Gradually he came to the conclusion that it really was over, and he was surprised (and secretly a little impressed) by how upset he was.

He needed something new to think about, and he found himself replaying the conversation he’d had with Lord Elphinstone about Launde.

He badly wanted there to be a mystery about him, and Launde did seem a somewhat shadowy and unsatisfactory character.

For instance, why had he not given Charlotte the full account of who he was when they first met?

He had ‘bumped into her’ in a Lyons restaurant – fortuitous, surely, when her mother had recently presented her with a rich stepfather – but only told her that he was Milo Tavey, not mentioning his title.

Having inherited a bankrupt estate, he had made his own way in the world, which might be admirable, but how exactly did he make his money?

No-one seemed to know. Elphinstone didn’t even know which country he had gone to.

To be fair, Elphinstone was not the sharpest blade in the knife-box, but still …

He felt there was something shady about this Tavey fellow.

Someone ought to be looking after Charlotte’s interests and asking questions, and since her mother and stepfather were too unworldly, and Molly and Vivian Blake too grateful for the Elphinstone introduction, he decided it would have to be him.

He introduced the subject casually with his colleagues in the Underworld.

None of them seemed to know anything about him; they had no idea where he was at present or what business had taken him away, and didn’t seem to be interested, either, which he chose to see as significant.

These preoccupations lasted until Thursday, when Charlotte came to Molly and Vivian’s flat for dinner, and mentioned that she had been invited down at the weekend to Tunstead Hall in Derbyshire, the home of her mother Violet and her stepfather Avis, Lord Belmont.

‘Oh, is it a house party?’ Molly asked. ‘How exciting.

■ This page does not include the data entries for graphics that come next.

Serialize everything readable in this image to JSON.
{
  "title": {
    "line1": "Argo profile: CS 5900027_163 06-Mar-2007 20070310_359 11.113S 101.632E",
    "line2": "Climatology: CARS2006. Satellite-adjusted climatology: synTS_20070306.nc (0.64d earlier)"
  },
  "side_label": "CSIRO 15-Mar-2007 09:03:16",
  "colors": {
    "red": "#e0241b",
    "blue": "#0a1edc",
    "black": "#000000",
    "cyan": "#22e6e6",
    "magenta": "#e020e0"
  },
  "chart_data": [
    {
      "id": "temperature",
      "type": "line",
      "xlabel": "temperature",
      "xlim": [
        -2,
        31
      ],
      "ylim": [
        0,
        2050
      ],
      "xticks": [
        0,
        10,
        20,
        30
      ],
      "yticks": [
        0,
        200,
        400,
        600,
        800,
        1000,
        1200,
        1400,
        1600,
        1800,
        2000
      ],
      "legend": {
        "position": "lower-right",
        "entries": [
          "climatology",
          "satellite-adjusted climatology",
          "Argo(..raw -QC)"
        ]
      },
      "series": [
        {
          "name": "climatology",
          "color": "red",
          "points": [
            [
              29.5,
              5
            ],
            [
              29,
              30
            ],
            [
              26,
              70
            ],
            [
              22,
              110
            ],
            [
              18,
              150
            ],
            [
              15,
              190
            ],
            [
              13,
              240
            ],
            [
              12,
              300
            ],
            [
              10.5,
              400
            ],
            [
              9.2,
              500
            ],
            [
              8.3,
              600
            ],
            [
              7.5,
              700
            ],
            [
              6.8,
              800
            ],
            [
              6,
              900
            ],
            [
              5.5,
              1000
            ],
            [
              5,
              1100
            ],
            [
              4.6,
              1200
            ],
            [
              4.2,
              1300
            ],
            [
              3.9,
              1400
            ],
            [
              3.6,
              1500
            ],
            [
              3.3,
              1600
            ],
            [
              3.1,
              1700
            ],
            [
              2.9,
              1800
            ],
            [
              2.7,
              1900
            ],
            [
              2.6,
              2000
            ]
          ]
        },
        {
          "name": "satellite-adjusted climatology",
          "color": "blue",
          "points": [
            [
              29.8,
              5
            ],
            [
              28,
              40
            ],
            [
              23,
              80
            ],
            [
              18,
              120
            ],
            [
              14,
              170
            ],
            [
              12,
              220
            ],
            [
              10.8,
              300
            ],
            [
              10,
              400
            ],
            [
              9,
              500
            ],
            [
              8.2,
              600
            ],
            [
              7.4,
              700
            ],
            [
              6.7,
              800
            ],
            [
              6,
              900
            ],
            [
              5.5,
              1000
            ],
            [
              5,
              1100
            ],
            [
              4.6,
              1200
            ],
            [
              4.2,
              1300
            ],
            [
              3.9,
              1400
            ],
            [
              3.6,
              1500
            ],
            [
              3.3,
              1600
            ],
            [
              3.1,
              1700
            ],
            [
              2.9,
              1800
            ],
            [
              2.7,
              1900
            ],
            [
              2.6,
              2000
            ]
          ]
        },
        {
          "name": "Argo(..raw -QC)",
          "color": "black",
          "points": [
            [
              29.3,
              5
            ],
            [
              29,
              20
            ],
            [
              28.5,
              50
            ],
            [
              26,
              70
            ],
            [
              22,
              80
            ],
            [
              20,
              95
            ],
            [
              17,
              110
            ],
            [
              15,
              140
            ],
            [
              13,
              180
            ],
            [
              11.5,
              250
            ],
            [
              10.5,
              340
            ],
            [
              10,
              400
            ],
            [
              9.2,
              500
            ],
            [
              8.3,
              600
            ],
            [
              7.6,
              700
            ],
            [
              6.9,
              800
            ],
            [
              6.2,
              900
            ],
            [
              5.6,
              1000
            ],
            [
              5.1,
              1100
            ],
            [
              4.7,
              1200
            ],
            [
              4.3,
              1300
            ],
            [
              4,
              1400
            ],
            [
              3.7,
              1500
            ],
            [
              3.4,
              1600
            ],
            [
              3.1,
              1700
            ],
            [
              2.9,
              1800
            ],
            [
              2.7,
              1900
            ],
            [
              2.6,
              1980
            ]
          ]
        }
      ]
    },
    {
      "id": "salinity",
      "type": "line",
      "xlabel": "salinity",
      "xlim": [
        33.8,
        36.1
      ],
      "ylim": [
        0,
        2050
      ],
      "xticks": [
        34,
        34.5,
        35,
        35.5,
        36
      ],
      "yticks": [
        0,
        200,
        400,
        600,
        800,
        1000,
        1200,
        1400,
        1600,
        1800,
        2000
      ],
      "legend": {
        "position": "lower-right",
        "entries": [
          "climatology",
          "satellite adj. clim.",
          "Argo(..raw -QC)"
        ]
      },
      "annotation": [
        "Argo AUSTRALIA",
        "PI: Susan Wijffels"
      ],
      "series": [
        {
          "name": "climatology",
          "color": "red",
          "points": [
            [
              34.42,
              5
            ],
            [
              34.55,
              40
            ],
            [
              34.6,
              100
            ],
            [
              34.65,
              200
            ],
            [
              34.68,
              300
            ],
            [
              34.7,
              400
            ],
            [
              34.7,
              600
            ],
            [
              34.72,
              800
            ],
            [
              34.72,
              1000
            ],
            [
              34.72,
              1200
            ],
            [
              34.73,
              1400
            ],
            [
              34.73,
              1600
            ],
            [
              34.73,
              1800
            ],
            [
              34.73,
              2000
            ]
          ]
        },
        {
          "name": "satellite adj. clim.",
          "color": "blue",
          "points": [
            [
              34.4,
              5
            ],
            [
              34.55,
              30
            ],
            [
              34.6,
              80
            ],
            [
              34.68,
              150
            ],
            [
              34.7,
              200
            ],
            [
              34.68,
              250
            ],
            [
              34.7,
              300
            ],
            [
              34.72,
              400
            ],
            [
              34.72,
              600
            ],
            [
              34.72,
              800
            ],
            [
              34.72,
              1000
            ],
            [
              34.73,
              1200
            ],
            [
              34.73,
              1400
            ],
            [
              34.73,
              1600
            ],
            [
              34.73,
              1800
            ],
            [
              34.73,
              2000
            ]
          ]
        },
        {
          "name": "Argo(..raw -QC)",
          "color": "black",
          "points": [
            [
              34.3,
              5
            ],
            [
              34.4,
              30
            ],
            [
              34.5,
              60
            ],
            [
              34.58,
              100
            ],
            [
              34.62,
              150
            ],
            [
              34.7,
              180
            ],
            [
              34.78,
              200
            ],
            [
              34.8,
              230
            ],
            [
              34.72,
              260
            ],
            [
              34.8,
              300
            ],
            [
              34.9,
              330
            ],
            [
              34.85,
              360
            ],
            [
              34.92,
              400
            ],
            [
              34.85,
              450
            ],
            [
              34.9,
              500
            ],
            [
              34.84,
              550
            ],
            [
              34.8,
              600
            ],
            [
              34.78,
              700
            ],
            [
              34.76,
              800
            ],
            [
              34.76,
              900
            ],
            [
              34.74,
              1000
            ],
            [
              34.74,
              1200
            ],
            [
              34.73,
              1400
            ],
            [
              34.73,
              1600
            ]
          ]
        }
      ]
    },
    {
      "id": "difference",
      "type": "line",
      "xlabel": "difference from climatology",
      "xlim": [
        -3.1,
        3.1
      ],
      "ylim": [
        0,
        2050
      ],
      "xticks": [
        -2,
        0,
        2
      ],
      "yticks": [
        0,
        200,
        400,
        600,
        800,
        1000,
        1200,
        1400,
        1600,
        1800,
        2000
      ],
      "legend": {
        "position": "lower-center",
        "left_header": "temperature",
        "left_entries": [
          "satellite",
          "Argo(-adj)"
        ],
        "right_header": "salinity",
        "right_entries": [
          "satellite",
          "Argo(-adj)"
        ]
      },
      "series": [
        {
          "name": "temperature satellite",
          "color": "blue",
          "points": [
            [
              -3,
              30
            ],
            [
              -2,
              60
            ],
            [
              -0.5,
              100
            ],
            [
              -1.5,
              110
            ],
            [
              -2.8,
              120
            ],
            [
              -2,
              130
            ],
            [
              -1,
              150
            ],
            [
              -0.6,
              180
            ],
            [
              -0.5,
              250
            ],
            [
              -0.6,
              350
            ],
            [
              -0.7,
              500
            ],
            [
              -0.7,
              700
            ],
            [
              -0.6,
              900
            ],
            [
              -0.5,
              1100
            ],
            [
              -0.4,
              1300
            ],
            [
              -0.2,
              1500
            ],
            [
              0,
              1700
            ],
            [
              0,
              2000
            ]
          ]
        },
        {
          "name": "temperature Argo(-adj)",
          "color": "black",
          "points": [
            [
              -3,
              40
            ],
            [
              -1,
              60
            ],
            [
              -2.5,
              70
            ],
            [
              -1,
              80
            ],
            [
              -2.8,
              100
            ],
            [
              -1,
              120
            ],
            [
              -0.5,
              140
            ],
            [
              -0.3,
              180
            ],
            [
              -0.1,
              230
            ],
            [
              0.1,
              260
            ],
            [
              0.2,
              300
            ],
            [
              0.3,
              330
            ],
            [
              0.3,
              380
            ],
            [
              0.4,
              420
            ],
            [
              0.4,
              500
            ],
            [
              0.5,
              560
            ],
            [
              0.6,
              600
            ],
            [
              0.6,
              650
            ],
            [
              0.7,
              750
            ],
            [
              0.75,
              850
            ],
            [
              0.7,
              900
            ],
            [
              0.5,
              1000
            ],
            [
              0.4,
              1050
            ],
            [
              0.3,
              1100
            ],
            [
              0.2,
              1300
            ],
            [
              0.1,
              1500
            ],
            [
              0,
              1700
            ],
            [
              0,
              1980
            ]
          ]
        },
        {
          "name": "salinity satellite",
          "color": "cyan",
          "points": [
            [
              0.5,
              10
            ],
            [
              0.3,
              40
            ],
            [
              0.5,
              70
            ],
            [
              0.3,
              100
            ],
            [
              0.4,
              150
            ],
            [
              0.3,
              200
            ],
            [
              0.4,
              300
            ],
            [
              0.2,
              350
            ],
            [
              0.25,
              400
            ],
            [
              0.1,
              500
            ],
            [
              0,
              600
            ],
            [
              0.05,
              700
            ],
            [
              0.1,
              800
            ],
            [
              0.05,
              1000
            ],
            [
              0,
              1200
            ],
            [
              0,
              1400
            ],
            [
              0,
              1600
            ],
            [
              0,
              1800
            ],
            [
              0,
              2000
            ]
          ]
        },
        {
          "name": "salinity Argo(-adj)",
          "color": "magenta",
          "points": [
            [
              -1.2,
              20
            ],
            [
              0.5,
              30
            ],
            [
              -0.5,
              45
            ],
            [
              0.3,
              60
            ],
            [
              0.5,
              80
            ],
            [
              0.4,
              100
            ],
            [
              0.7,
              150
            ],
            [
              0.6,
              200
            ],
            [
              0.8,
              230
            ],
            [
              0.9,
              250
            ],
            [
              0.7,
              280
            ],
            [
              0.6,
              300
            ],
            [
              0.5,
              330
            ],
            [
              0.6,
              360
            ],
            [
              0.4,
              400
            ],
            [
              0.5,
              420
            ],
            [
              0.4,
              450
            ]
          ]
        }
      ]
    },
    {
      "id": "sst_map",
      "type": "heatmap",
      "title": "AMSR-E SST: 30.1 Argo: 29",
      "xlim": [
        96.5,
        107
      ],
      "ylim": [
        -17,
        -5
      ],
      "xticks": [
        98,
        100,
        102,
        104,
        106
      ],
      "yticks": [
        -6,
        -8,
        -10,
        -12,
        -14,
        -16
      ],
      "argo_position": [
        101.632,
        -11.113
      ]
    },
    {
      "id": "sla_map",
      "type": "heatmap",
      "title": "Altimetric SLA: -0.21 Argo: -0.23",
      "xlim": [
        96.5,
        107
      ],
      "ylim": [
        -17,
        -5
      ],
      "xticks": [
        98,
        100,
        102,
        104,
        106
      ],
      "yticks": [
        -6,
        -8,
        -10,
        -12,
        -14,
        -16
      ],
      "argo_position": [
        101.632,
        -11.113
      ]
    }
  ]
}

Who else is going?’

‘It’s just a family party,’ said Charlotte, ‘to meet Richard’s fiancée and her parents.’

‘That will be nice,’ Molly said dutifully.

‘Or embarrassing,’ Basil suggested.

Charlotte scowled. ‘Why should it be?’

‘Because they’re not exactly out of the top drawer, are they?’

‘You’re a beastly snob, Basil!’ Charlotte exclaimed.

‘Not at all,’ he said in his most reasonable voice, which only annoyed her more. ‘They may be the most worthy people in the land, but it’s no kindness to put them in a position where they won’t know how to behave.’

‘You’re forgetting we were all poor after Papa died,’ Charlotte retorted. ‘We lived in a little house with no servants and did our own shopping and cleaning and everything.’

‘Doesn’t matter. Being poor didn’t change who you were. Just as being rich wouldn’t change who they are. Are they rich?’

‘I wouldn’t be so impertinent as to ask,’ Charlotte said loftily.

‘Basil, don’t be provoking,’ Molly said. ‘You don’t know anything about these people, so don’t judge.’

‘We know he sells motor-cars,’ Basil said.

‘There’s nothing wrong with that,’ Charlotte said.

‘No, there’s nothing intrinsically wrong with buying or selling – or being a go-between for the two,’ he added, to see if she would bite. She flung him a scorching glance, and looked away. ‘But I gather they’ve lived in Earls Court for a very long time.’